Abstract Title:

Curcumin provides neuroprotection after spinal cord injury.

Abstract Source:

J Surg Res. 2009 Aug 5. Epub 2009 Aug 5. PMID: 20018302

Abstract Author(s):

Muh-Shi Lin, Yi-Hsuan Lee, Wen-Ta Chiu, Kuo-Sheng Hung

Abstract:

BACKGROUND: Traumatic spinal cord injury (SCI) is a major cause of long-term disability. However, therapeutic agents targeting SCI are sorely lacking. The aim of this study was to investigate whether curcumin has neuroprotective effects after SCI in rats. MATERIALS AND METHODS: Studies were performed in 39 male Sprague-Dawley rats after spinal cord hemisection. The animals were randomly divided into three groups: sham, vehicle, and curcumin.

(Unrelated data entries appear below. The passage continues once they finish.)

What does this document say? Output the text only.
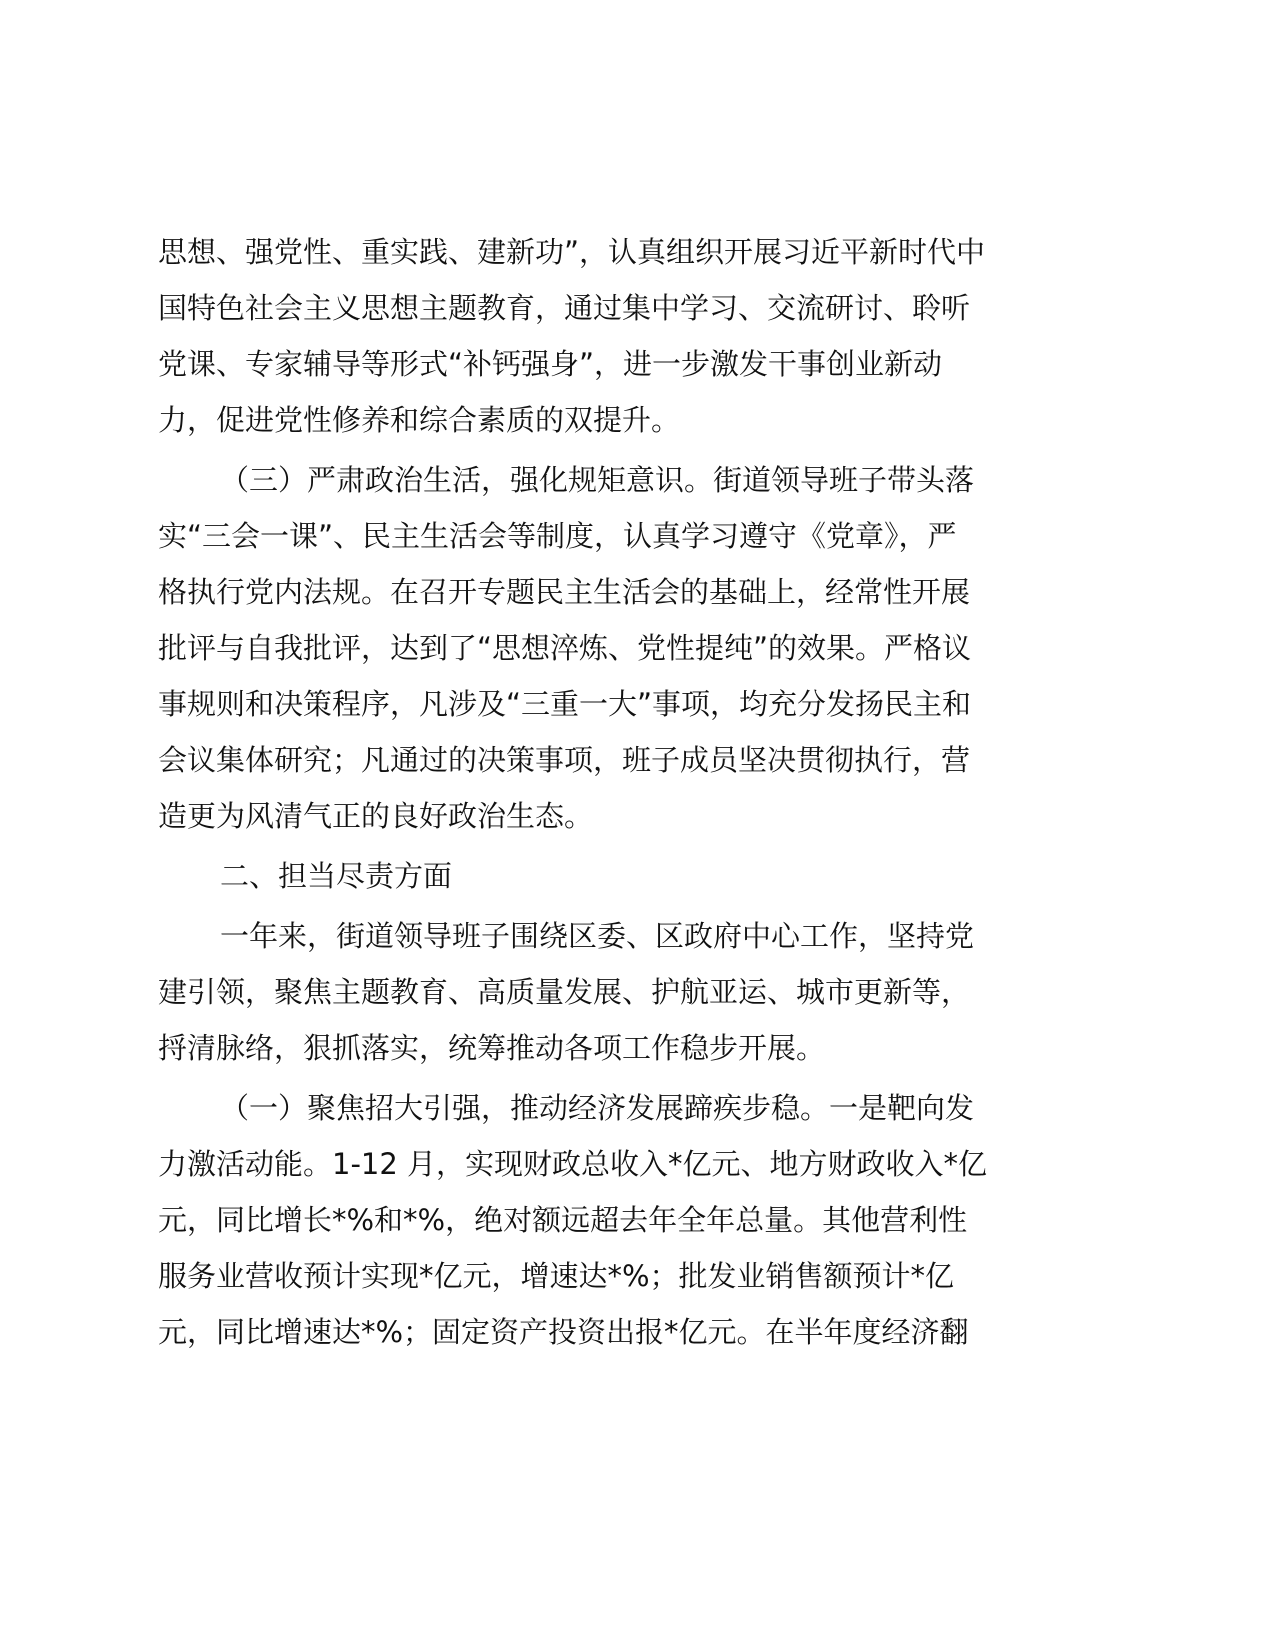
思想、强党性、重实践、建新功”，认真组织开展习近平新时代中
国特色社会主义思想主题教育，通过集中学习、交流研讨、聆听
党课、专家辅导等形式“补钙强身”，进一步激发干事创业新动
力，促进党性修养和综合素质的双提升。
（三）严肃政治生活，强化规矩意识。街道领导班子带头落
实“三会一课”、民主生活会等制度，认真学习遵守《党章》，严
格执行党内法规。在召开专题民主生活会的基础上，经常性开展
批评与自我批评，达到了“思想淬炼、党性提纯”的效果。严格议
事规则和决策程序，凡涉及“三重一大”事项，均充分发扬民主和
会议集体研究；凡通过的决策事项，班子成员坚决贯彻执行，营
造更为风清气正的良好政治生态。
二、担当尽责方面
一年来，街道领导班子围绕区委、区政府中心工作，坚持党
建引领，聚焦主题教育、高质量发展、护航亚运、城市更新等，
捋清脉络，狠抓落实，统筹推动各项工作稳步开展。
（一）聚焦招大引强，推动经济发展蹄疾步稳。一是靶向发
力激活动能。1-12 月，实现财政总收入*亿元、地方财政收入*亿
元，同比增长*%和*%，绝对额远超去年全年总量。其他营利性
服务业营收预计实现*亿元，增速达*%；批发业销售额预计*亿
元，同比增速达*%；固定资产投资出报*亿元。在半年度经济翻
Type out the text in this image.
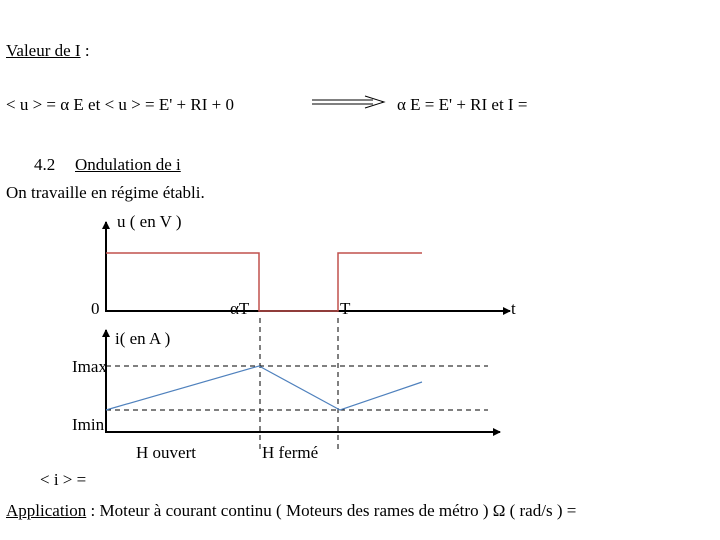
Valeur de I :
< u > = α E et < u > = E' + RI + 0	α E = E' + RI et I =
4.2 Ondulation de i
On travaille en régime établi.
u ( en V )
0	αT	T	t
i( en A )
Imax
Imin
H ouvert	H fermé
< i > =
Application : Moteur à courant continu ( Moteurs des rames de métro ) Ω ( rad/s ) =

The Basso, Beattie, and Bresnahan (BBB) scale was used to evaluate functional outcome. Specimens were tested for histologic, terminal deoxynucleotidyl transferase-mediated deoxyuridine triphosphate nick-end labeling (TUNEL), and immunohistochemical staining. Primary cultured astrocytes were used to test the inhibitory effect of curcumin on glial reactivation. RESULTS: The BBB scores for the affected hindlimb after hemisection were significantly improved in the curcumin-treated group compared with the vehicle group (on d 3 and 7; P<0.001). Immunohistochemistry of NeuN revealed remarkable neuronal loss in the vehicle group after hemisection. In comparison, curcumin significantly protected neurons after SCI (curcumin compared with vehicle; P<0.001). Furthermore, curcumin significantly attenuated apoptosis after SCI (curcumin compared with vehicle; P<0.001). RT-PCR demonstrated that the expression of glial fibrillary acidic protein (GFAP) was significantly inhibited by curcumin. CONCLUSIONS: Curcumin inhibited apoptosis and neuron loss, quenched astrocyte activation, and significantly improved neurologic deficit 7 d after spinal cord hemisection. By down-regulating GFAP expression, curcumin seems to attenuate astrocyte reactivation, which may be beneficial for neuronal survival. This is the first report demonstrating the successful treatment of SCI by curcumin.